Extreme right candidate Le Pen profits from the bankruptcy of the “left”

The vote for the extreme right-wing candidate Jean-Marie Le Pen is tensely awaited in Sunday’s first round of the French presidential elections.

During the last presidential election five years ago the success of the leader of the National Front in the first round of voting unleashed a political earthquake. None of the polls had forecast such a result for Le Pen, whose entry into the second round in 2002 represented a humiliating and lasting blow for the Socialist Party and its candidate former Prime Minister Lionel Jospin.

Ten of thousands immediately took to the streets to protest the election result five years ago and a few days later the number of protesters soared into the millions. The established parties were, however, able to divert this wave of spontaneous indignation into support in the second round for the Gaullist candidate Jacques Chirac. In particular, the Socialist and Communist parties led the election campaign for Chirac, with the support of so called radical “left” parties. None of these organizations had the courage to challenge the legitimacy of an election that left the population only a choice between a right-wing and an ultra-right-wing candidate.

Chirac eventually won the election with a large majority. He increased his share of the vote from scarcely 20 percent in the first round to 82 percent in second. Le Pen increased his share from just 17 to 18 percent. Nevertheless, five years later, the nearly eighty-year old demagogue is still capable of running in the current presidential campaign as a serious candidate.

According to recent polls, support for Le Pen has averaged around 15 percent for some time. He has self-confidently proclaimed he will once again make it through to the second round. This appears improbable, bearing in mind that such a step requires approximately 25 percent of the total vote. According to the same pollsters, far fewer voters are expected to vote for smaller parties this time as compared to 2002.

It is noteworthy, however, that the National Front has been able to retain a relatively large pool of electoral support. According to research this support is predominantly based amongst workers, clerical employees and poorer social layers. The political responsibility for this situation rests primarily with the parties the so-called left. They have basically left the field open for Le Pen to address social issues in his typical demagogic fashion.

In his election meetings and television spots Le Pen’s complains of the high level of unemployment, invokes the needs of farmers and small businessmen and deplores the state of the education system which means that ever fewer sons and daughters from working class backgrounds make it to university. Le Pen describes himself as the only candidate who fights against “the system.”

This does not mean that Le Pen has abandoned the themes which he has traditionally taken up—an end to immigration, law and order, chauvinism and racism—but they have shifted farther into the background. His daughter Marine, who has organized her father’s election campaign and is regarded as his likely political successor, has sought to give the National Front a more moderate image. She has even permitted a black Frenchwoman from the Antilles to appear on a NF election poster—a recruitment gimmick that was met with a hostile reaction from some sections of the party.

Marine Le Pen is well aware of the significance of her name.
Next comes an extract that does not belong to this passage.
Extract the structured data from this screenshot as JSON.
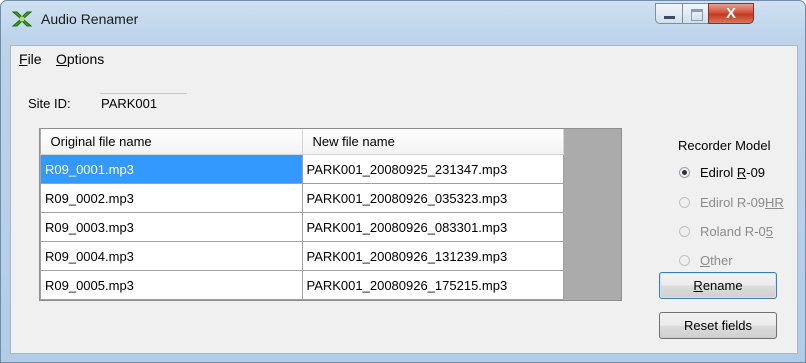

Her father, who first stood as a presidential candidate in 1974, is firmly associated with xenophobia and right-wing extremism, even if he chooses not to stress such issues at this particular point of time. Instead he has left it to the UMP (Union for a Popular Movement) candidate Nicolas Sarkozy and Ségolène Royal, the leader of the Socialist Party, to compete with one another as to who is most nationalistic. Le Pen then poses as the original who is superior to his copies.

With detectable relish he declares in one election spot, “You will have noticed as I have that my rivals in the presidential election have placed the issues of immigration, patriotism and national identity at the heart of their campaign. For thirty years my voters and I have been defamed, insulted and disparaged for raising the same issues ... Mme. Royal has sought to drape herself in the tricolour and trot behind M. Sarkozy, who in turn has run behind me with his loud ballyhoo.”
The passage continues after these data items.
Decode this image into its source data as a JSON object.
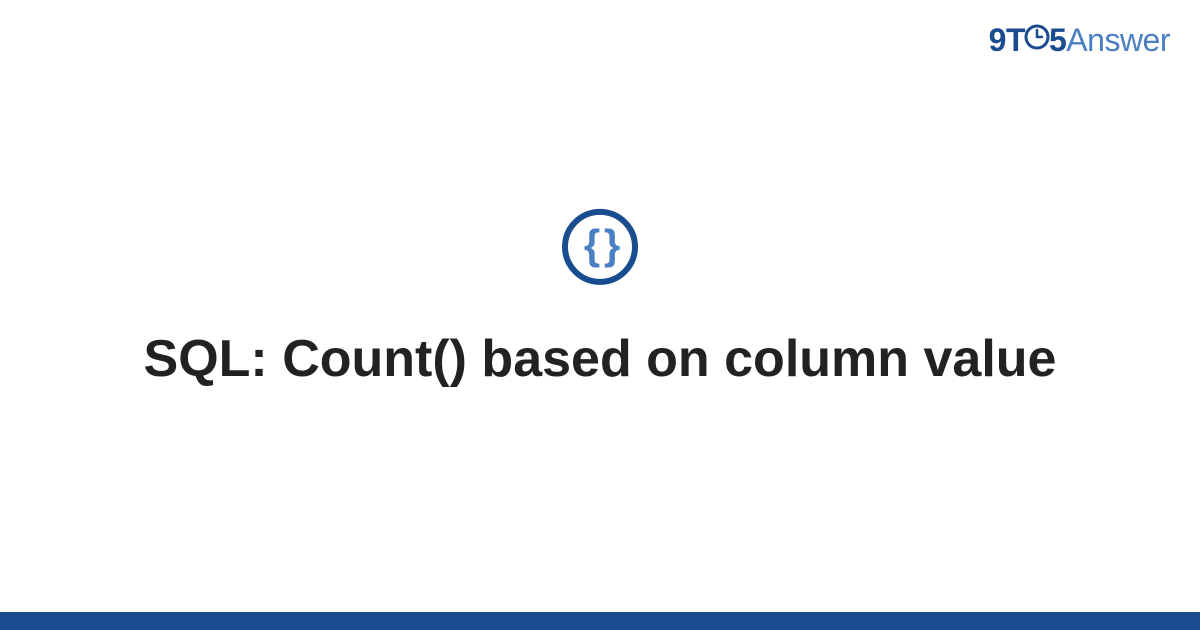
{
  "brand": {
    "part1": "9T",
    "part2": "5",
    "part3": "Answer"
  },
  "icon": {
    "braces": "{ }"
  },
  "title": "SQL: Count() based on column value",
  "colors": {
    "primary": "#1a4d8f",
    "secondary": "#4a7fc4",
    "text": "#222222"
  }
}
The spot ends with the comment that each of his rivals had at one point or another been active in government and failed to carry out the policies he or she is now advancing. Only he, Le Pen claims, is ready and willing to translate his slogans into practice.

A large degree of responsibility for the continuing support for the National Front rests with the radical left parties.

The Parti des travailleurs (Workers Party, the former OCI of Pierre Lambert) and its candidate Gérard Schivardi are conducting their own nationalist election campaign against the European Union, which in many respects resembles the campaign of Le Pen. Like Le Pen, Schivardi blames the European Union for all of the social ills besetting France. While Schivardi has made the “break with the European Union” the central plank of his campaign, Le Pen has raised the demand for an end to the joint European currency and an increase in protectionism against foreign goods.

The candidates of Lutte Ouvrière (Workers Struggle) and the Ligue communiste révolutionnaire (Revolutionary Communist League), Arlette Laguiller and Olivier Besancenot, respectively, take up social questions and criticize the capitalist system. But in the long run both provide political cover for the Socialist Party, which makes its own adaptations to Le Pen. Five years ago Besancenot went so far as to call for a vote for Chirac in the second round of the presidential election, while Laguiller appealed to voters in the first round with the message that a vote for her could make the “left” (i.e. the Socialist Party) compliant. The latest Lutte Ouvrière election poster calls for a vote for Laguiller “to drive out the right and make the left submissive.”

Only an independent political movement of the working class, which breaks with the Socialist Party and its “left” hangers-on, and conducts a struggle for an internationalist, socialist perspective and offers a way out of the pressing social crisis, can break the influence of Le Pen’s National Front. It is precisely such a perspective which is rejected by the radical left parties in France.